LOVE 2
 Monday, February 25, 2008  7:07 PM
okie back to the topic on love. can anybody actually teach you how to love. i came across this book on 'How to make love work'. i mean seriously can someone actually guide you. the only person i know who can is God himself. tips from random people here there is fine. nobody can actually tell you what to do. also love is unpredictable. whenever you say 'He and i can never be together' guess what there is always a possibility. also just when you think you and your partner will grow old together. you split. just like my parents. i thought i belonged to a happy perfect family. but my mum was putting of a strong front all for the sake of bro and me. love was no longer what she felt for my dad. and i guess vice versa. otherwise my dad would not have done such dumb things. things came to a point where it was unbearable for my mother so. divorce was the best solution. and i truly think my mum does not deserve to be treated the way my dad treated her. so my happy family was shattered just like that. i always thought it happened on drama serials. for once it seemed so damn real. in a blink of an eye. it has been 3 long and painful years. see the trouble with love. so why do people still fall in love. if you ask me now. i would be apprehensive. cause of my parents bad example. my bad experiences with boys. my bros bad experience with girls. to me. i no longer believe in true love. those emotions you suppose to feel all seem so surreal. but i still want a manfriend. i don't want to be left on the shelf and spend the rest of my life alone. cause honestly who doesn't want to be loved.

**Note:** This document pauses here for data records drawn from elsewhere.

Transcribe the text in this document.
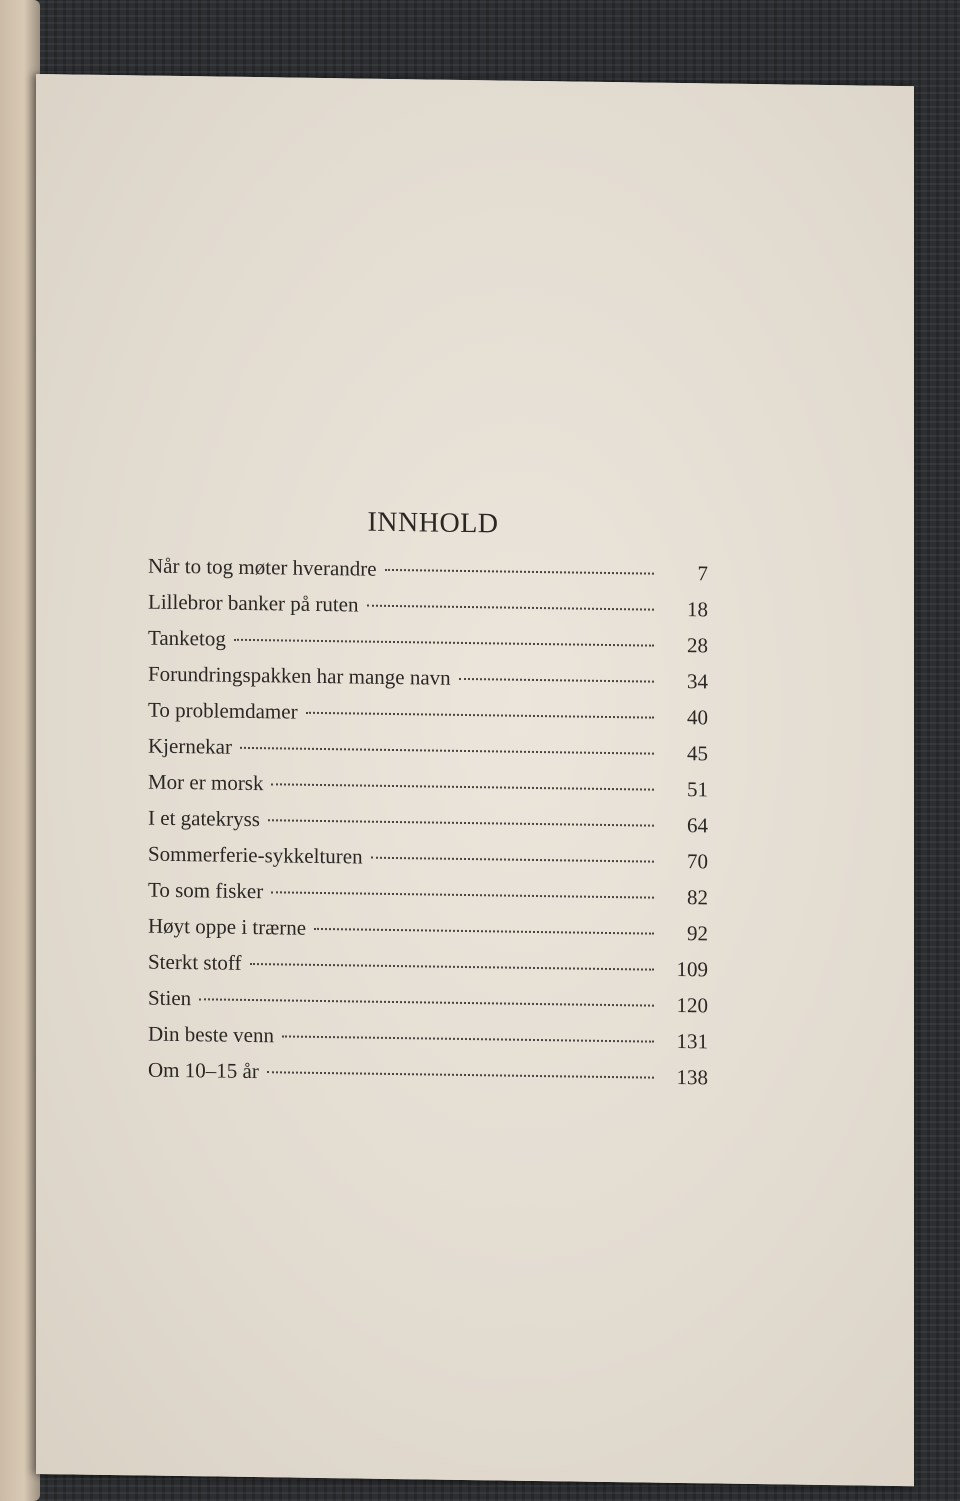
INNHOLD
Når to tog møter hverandre	7
Lillebror banker på ruten	18
Tanketog	28
Forundringspakken har mange navn	34
To problemdamer	40
Kjernekar	45
Mor er morsk	51
I et gatekryss	64
Sommerferie-sykkelturen	70
To som fisker	82
Høyt oppe i trærne	92
Sterkt stoff	109
Stien	120
Din beste venn	131
Om 10–15 år	138
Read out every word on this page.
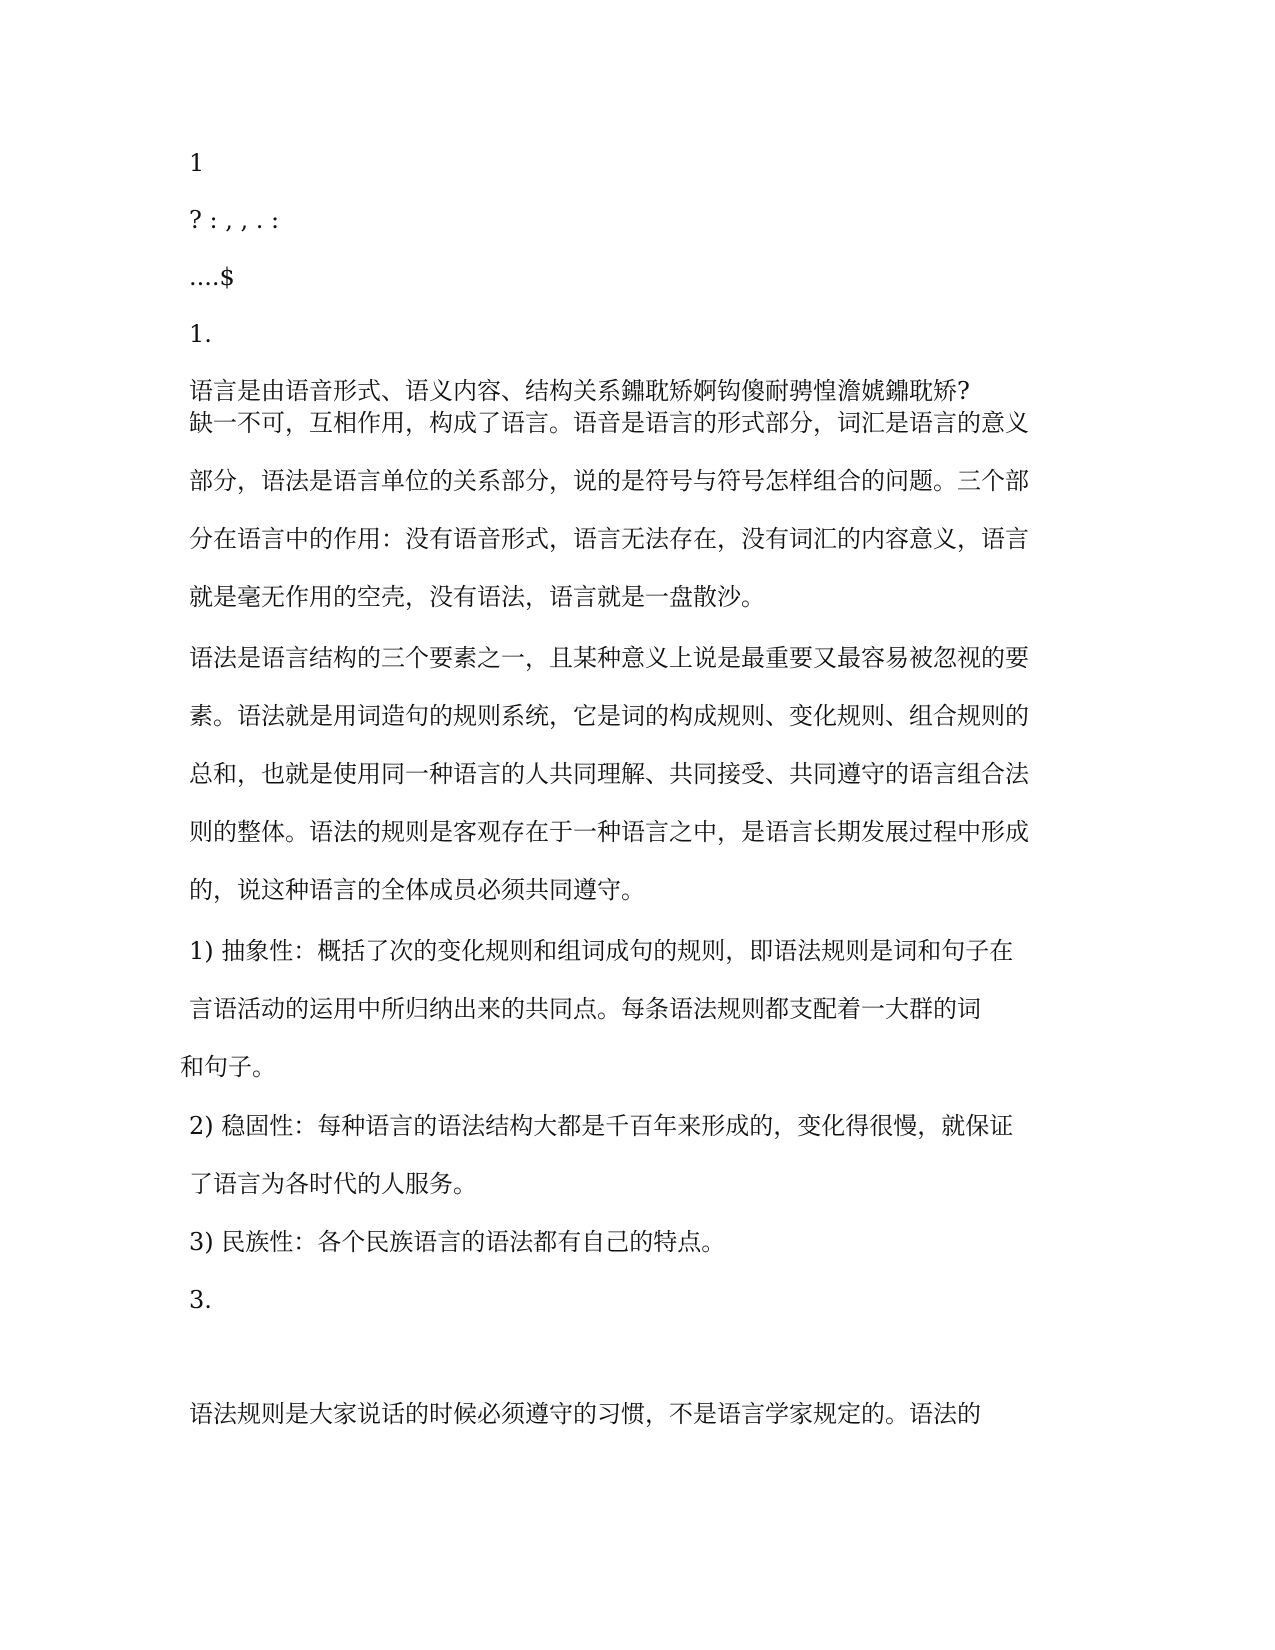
1

? : , , . :

....$

1.

语言是由语音形式、语义内容、结构关系鐤耽矫婀钩傻耐骋惶澹婋鐤耽矫?

缺一不可，互相作用，构成了语言。语音是语言的形式部分，词汇是语言的意义

部分，语法是语言单位的关系部分，说的是符号与符号怎样组合的问题。三个部

分在语言中的作用：没有语音形式，语言无法存在，没有词汇的内容意义，语言

就是毫无作用的空壳，没有语法，语言就是一盘散沙。

语法是语言结构的三个要素之一，且某种意义上说是最重要又最容易被忽视的要

素。语法就是用词造句的规则系统，它是词的构成规则、变化规则、组合规则的

总和，也就是使用同一种语言的人共同理解、共同接受、共同遵守的语言组合法

则的整体。语法的规则是客观存在于一种语言之中，是语言长期发展过程中形成

的，说这种语言的全体成员必须共同遵守。

1) 抽象性：概括了次的变化规则和组词成句的规则，即语法规则是词和句子在

言语活动的运用中所归纳出来的共同点。每条语法规则都支配着一大群的词

和句子。

2) 稳固性：每种语言的语法结构大都是千百年来形成的，变化得很慢，就保证

了语言为各时代的人服务。

3) 民族性：各个民族语言的语法都有自己的特点。

3.

语法规则是大家说话的时候必须遵守的习惯，不是语言学家规定的。语法的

love aside. now studies. looks like im not going into sajc. not that i want to question Gods work but i really dunno where is he leading me to or rather i cant read his signals. and this sucks big time cause i want to do whatever he tells me to. i don't want to act on my own accord and follow my own dream. it's his that i am after. but i was so uber confident of getting into sajc. but time and time again God lets me doan. okie fine that was the wrong way to put it but thats exactly how i feel. so im not going to sajc. im cool with that. but definitely sparked off alot of 'why' in my head. now i can only 走一步算一步(not sure if i am right but at least i know what it means). wherever im going im convinced God has a great plan for me. i have learn to trust in the Lord. cause faith like a mustard seed can move mountains. although many at times i held alot of faith God did not move the mountain. im sure in his time he will. so probably its srjc for me (that is if i can go in)
come to think of it sa ain't that great. HA!